Pour la première fois, les États ont mobilisé à Genève leurs experts en armement pour réfléchir dans le cadre de l'ONU sur les robots tueurs autonomes, des armes du futur dont la menace inquiète les défenseurs du droit humanitaire.

Les images d'armées de robots échappant à tout contrôle pour tout dévaster sur leur passage sont encore du domaine d'Hollywood, mais les politiques semblent prendre très au sérieux ces révolutions technologiques au point de commencer à réfléchir aux risques de dérapages.

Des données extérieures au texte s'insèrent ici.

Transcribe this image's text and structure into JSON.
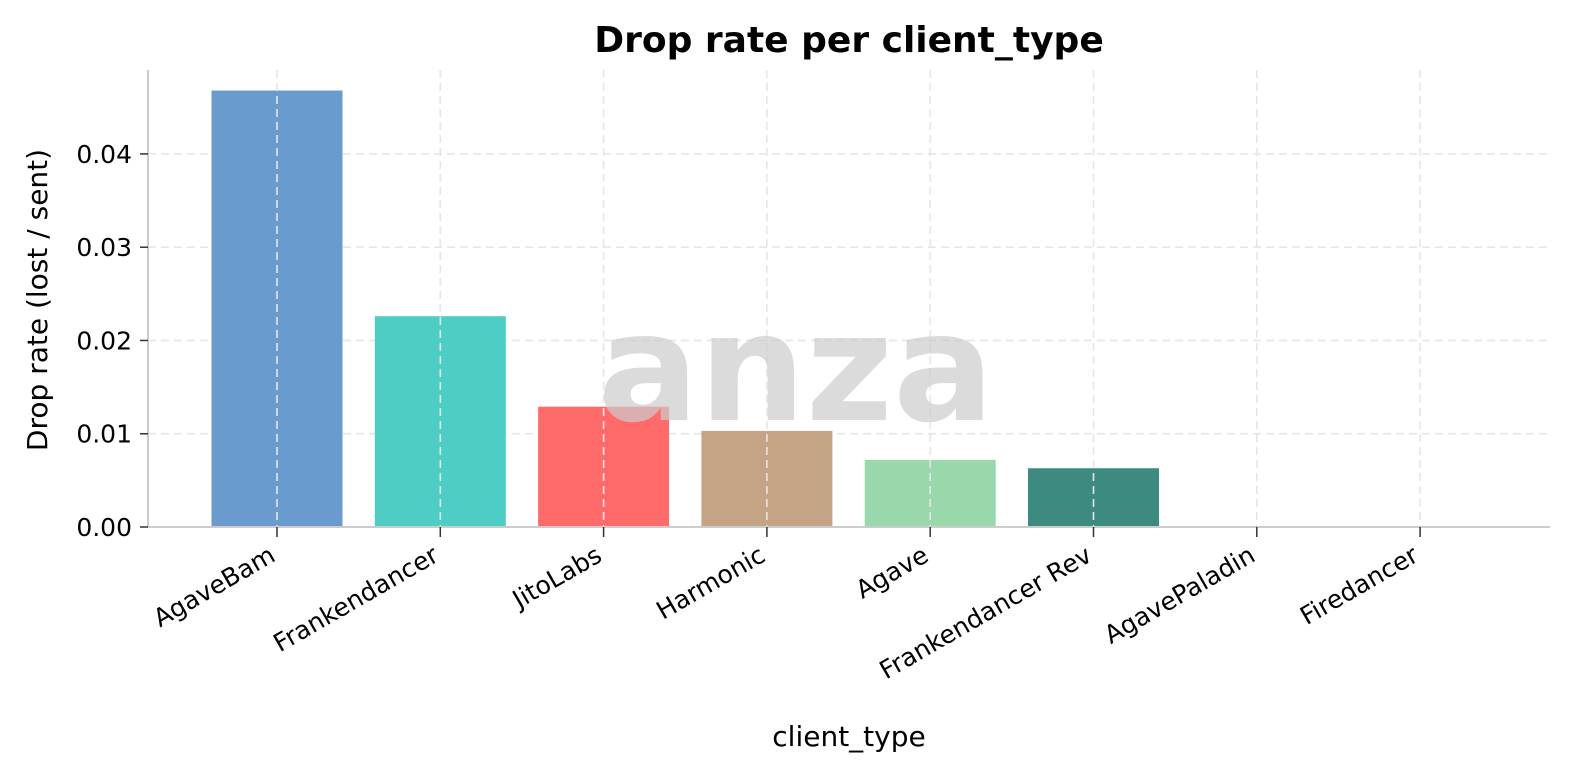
{
  "chart_data": {
    "type": "bar",
    "title": "Drop rate per client_type",
    "xlabel": "client_type",
    "ylabel": "Drop rate (lost / sent)",
    "categories": [
      "AgaveBam",
      "Frankendancer",
      "JitoLabs",
      "Harmonic",
      "Agave",
      "Frankendancer Rev",
      "AgavePaladin",
      "Firedancer"
    ],
    "values": [
      0.0468,
      0.0226,
      0.0129,
      0.0103,
      0.0072,
      0.0063,
      0.0,
      0.0
    ],
    "colors": [
      "#6a9bcf",
      "#4ecdc4",
      "#ff6b6b",
      "#c4a484",
      "#98d8aa",
      "#3d8a80",
      "#cccccc",
      "#cccccc"
    ],
    "yticks": [
      "0.00",
      "0.01",
      "0.02",
      "0.03",
      "0.04"
    ],
    "ylim": [
      0,
      0.049
    ],
    "grid": true,
    "watermark": "anza"
  }
}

C'est le cadre de la Convention sur certaines armes classiques qui a été retenu par 21 États membres pour quatre jours de consultations avec la participation d'experts et de grands acteurs de l'humanitaire comme le CICR (Comité international de la Croix-Rouge) ou les initiateurs du Traité contre les mines antipersonnel.

«Si nous ne lançons pas une discussion morale et éthique à ce sujet, nous ne contrôlerons pas ces armements», a mis en garde Jody Williams, la prix Nobel de la Paix de 1997 pour son action contre les mines.

«Trop souvent, le droit international répond aux atrocités et aux souffrances une fois qu'elles ont été commises. Vous avez ici l'occasion d'une action préventive et de faire en sorte que la décision d'ôter la vie reste sous un contrôle humain», a souligné mardi Michael Moller, le Directeur général par intérim de l'ONU à Genève.

Il a cité comme exemple à suivre l'interdiction en 1998 des lasers aveuglants avant qu'ils ne soient développés à grande échelle et déployés, décision prise dans le cadre de cette Convention sur certaines armes.

Diplomates et experts parlent de «systèmes d'armes létales autonomes», les activistes humanitaires ont recours à l'image plus parlante de «robots tueurs autonomes».

Le président des discussions, l'ambassadeur de France Jean Hugues Simon-Michel a appelé à «une approche équilibrée entre les nécessités de défense et les préoccupations humanitaires». Il a demandé de «garder à l'esprit que ces technologies sont duales et peuvent avoir de nombreuses applications civiles, pacifiques, légitimes et utiles».

«J'ai un aspirateur robot chez moi, il est complètement autonome et je ne veux pas qu'il soit arrêté. Il n'y a qu'une chose que nous ne voulons pas c'est la fonction de tuer», a affirmé l'activiste Noel Sharkey, professeur émérite de robotique et d'intelligence artificielle de l'Université britannique de Sheffield.

Se référant à un colloque organisé par le CICR en mars, Kathleen Lawand, chef de l'Unité d'armes du Comité international a estimé que «la question centrale est celle de l'absence potentielle de tout contrôle humain sur les fonctions essentielles d'identification et d'attaque des cibles, notamment des cibles humaines».

«L'idée que des machines puissent avoir un pouvoir de vie ou de mort sur un champ de bataille, fonctionnant avec peu ou pas de contrôle humain, crée un sentiment de profond malaise», a-t-elle dit.

Le CICR, porteur des Conventions de Genève sur le droit de la guerre, demande que «les fonctions autonomes des nouvelles armes fassent l'objet d'un examen juridique approfondi afin de s'assurer qu'elles peuvent être utilisées conformément au droit international humanitaire, obligation que les États sont tenus de respecter avant d'employer toute nouvelle arme».

Pour le moment, ces armes totalement autonomes n'existent pas, mais pour les activistes les plus radicaux comme Steve Goose d'Human Rights Watch «la seule réponse est une interdiction totale préventive».

Déjà aujourd'hui les attaques menées avec des drones par les États-Unis contre des «objectifs terroristes», déclenchées à distance par des opérateurs humains, suscitent de nombreuses critiques notamment pour les dommages infligés à des civils.

«Une arme autonome serait-elle capable de faire la différence entre un civil et un combattant? Serait-elle capable d'annuler une attaque qui aurait des effets indirects disproportionnés sur des civils? Tout cela représente un défi de programmation colossal qui pourrait bien se révéler impossible à réaliser», a mis en garde Mme Lawand.